EDIT: Link does not seem to cause trouble any more at least with the current version!

In my quest to make my system sleepable, I found out on my last post that TPM chips can cause instability. Unfortunately, whilst this solved most issues, there were still times where when the display would turn off to save power, if I tried to turn it on again by moving the mouse, there would be nothing showing on the display!  Pressing the power button wouldn’t hibernate so…. the Reset button it is. Note that this wasn’t during or after sleep, it was by merely turning the display off due to inactivity.

Worse yet, there would be no logs indicating any issue leaving me dumbfounded as to why that would happen. Obviously, the fact that my display wouldn’t recognise any signal coming out of the VGA meant that this is a problem with the VGA itself. In most cases this is a driver issue, unless your VGA is dying of old age which was not the case here.
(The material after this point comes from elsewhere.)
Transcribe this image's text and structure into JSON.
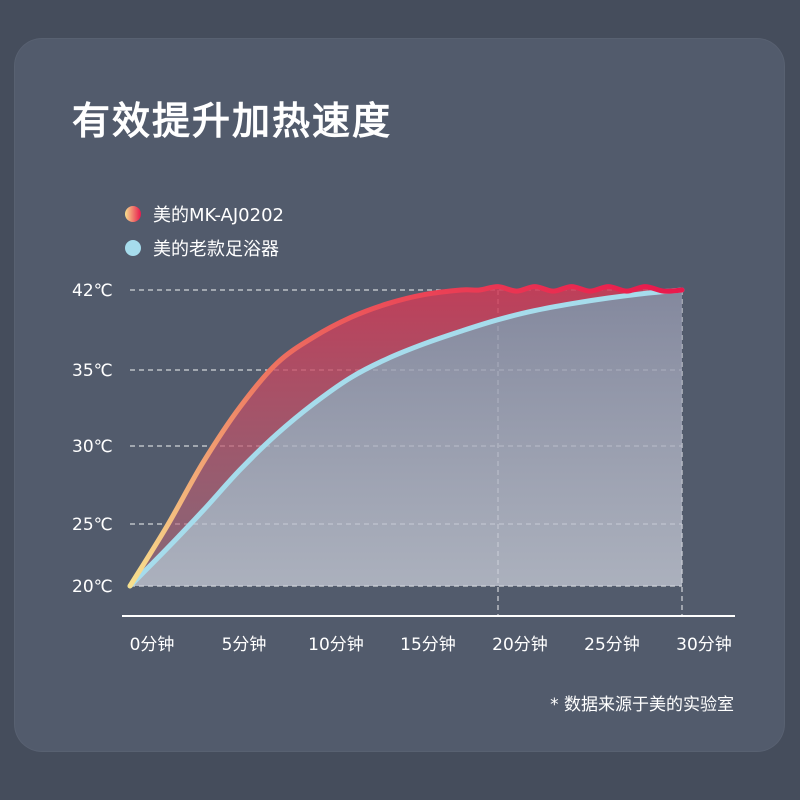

When it happened again, I tried to connect to it remotely from my other PC, but I’d still get a black screen. Remote administration tools would work, but not having configured rights wouldn’t allow me to have a gander at the logs for example. Then I suddenly managed to log on with VNC and then log on again normally.

Peering through the logs showed that what caused the black-out was that the VGA driver would crash right when the system was resuming. Incidentally, an application crashed at around the same time. Corsair Link.

Link is an application from Corsair that allows you to control the software parameters of many of its accessories, such as fan speeds and (god-awful) LED strips. It is a notoriously mediocre application that not only puts a constant 1-2% load on your system (that means that it’s occupying about 8-16% of one of your cores, constantly) but it cannot properly recognise different Corsair components. In my case I had an AX860i PSU which I bought with the VGA and an AiO cooler, the H110i GT model. The hardware components themselves are great, but they can’t work together because of the incredibly idiotic way their drivers are updated and implemented (see on Corsair’s forum for more details and a solution).

So what was happening is that when I was bringing the system out of the inactive state by moving the mouse of pressing a key on the keyboard, the Corsair application would attempt to perform a query on the nVidia driver which would fail with a permission error. This would cause the driver to crash and I would have to wait until it would be recovered.

Link is not completely useless however. You can run it, configure your fan speeds and other parameters and then shut it down and disable it from automatically starting when Windows starts. You can also use alternative utilities but I didn’t bother too much with them.

What’s more infuriating is that Corsair keeps releasing new versions of it which don’t even solve the most basic of issues, such as being able to recognise two supposedly mutually compatible hardware components.